Stochastic collocation is a general framework for approximate representation of random response functions in terms of finite-dimensional interpolation bases. Stochastic collocation is very similar to polynomial chaos, with the key difference that the orthogonal polynomial basis functions are replaced with interpolation polynomial bases.

This implementation of the stochastic collocation method is based on the description provided in the Dakota 6.4 documentation.

__init__(coefficient_estimation_approach='quadrature_order_sequence', quadrature_order=2, dimension_preference=(), nested=False, **kwargs)[source]

Create a new Dakota stochastic collocation study.

coefficient_estimation_approach : str
Technique to obtain coefficients of expansion.
quadrature_order : int
The highest order of the polynomial basis.
dimension_preference : list or tuple of int, optional
A set of weights specifying the relative importance of each uncertain variable (dimension).
nested : bool, optional
Set to enforce nested quadrature rules, if available (default is False).

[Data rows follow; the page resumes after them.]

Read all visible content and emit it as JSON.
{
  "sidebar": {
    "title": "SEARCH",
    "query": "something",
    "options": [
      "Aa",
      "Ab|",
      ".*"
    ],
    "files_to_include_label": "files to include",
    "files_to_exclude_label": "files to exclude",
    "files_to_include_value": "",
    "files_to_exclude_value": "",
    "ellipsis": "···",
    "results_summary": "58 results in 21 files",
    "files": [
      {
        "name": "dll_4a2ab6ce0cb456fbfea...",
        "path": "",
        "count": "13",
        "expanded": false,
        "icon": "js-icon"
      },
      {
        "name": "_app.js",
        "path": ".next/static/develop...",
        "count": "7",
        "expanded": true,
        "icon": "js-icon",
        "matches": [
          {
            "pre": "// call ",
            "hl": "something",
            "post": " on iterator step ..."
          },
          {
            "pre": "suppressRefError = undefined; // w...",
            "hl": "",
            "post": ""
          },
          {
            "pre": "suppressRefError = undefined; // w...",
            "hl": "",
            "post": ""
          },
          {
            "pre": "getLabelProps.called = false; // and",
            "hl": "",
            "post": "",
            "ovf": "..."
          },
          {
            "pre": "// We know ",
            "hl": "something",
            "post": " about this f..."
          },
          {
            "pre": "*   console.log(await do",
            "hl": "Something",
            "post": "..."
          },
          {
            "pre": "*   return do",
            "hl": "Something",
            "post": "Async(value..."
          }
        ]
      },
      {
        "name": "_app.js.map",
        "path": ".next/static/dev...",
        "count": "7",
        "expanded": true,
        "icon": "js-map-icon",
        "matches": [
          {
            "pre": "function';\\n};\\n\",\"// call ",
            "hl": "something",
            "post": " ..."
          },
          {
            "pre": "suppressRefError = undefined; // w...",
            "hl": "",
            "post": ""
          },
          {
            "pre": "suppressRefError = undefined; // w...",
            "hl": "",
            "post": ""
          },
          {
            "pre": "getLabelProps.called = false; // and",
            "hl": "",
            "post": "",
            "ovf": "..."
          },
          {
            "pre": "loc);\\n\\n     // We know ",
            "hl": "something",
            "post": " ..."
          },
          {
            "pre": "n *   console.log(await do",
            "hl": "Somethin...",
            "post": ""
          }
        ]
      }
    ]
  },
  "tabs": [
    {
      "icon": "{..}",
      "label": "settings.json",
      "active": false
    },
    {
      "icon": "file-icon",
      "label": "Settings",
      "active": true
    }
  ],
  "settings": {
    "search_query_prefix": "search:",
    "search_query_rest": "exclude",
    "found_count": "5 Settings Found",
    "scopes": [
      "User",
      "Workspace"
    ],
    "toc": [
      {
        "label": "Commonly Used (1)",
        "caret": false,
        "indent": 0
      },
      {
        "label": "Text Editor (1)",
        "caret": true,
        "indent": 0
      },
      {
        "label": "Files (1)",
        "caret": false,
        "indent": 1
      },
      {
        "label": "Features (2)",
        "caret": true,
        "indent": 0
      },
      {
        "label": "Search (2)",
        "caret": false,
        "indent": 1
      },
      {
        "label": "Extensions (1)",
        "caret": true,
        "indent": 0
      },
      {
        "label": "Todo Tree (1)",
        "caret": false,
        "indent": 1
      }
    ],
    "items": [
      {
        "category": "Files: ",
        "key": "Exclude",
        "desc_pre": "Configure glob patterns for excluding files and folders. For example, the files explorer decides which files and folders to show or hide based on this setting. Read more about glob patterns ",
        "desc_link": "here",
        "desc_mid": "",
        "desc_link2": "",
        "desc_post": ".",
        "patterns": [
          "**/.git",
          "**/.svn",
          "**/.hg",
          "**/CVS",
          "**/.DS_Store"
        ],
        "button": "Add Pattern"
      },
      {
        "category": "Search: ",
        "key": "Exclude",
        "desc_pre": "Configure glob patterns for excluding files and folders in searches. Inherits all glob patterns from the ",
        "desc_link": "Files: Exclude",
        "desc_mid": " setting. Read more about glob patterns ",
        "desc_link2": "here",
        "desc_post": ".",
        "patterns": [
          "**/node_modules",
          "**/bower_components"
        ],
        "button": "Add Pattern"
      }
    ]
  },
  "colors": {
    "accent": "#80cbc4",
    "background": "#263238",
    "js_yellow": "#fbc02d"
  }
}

Create a default instance of StochasticCollocation with:

>>> m = StochasticCollocation()
__str__()[source]

Define the method block for a stoch_collocation experiment.

Display the method block created by a default instance of StochasticCollocation:

>>> m = StochasticCollocation()
>>> print(m)
method
  stoch_collocation
    sample_type = random
    samples = 10
    probability_levels = 0.1 0.5 0.9
    quadrature_order = 2
    non_nested
<BLANKLINE>
<BLANKLINE>

dakotathon.method.base.UncertaintyQuantificationBase.__str__

basis_polynomial_family

The type of basis polynomials used by the method.

dimension_preference

Weights specifying the relative importance of each dimension.

nested

Enforce use of nested quadrature rules.

quadrature_order

The highest order polynomial used by the method.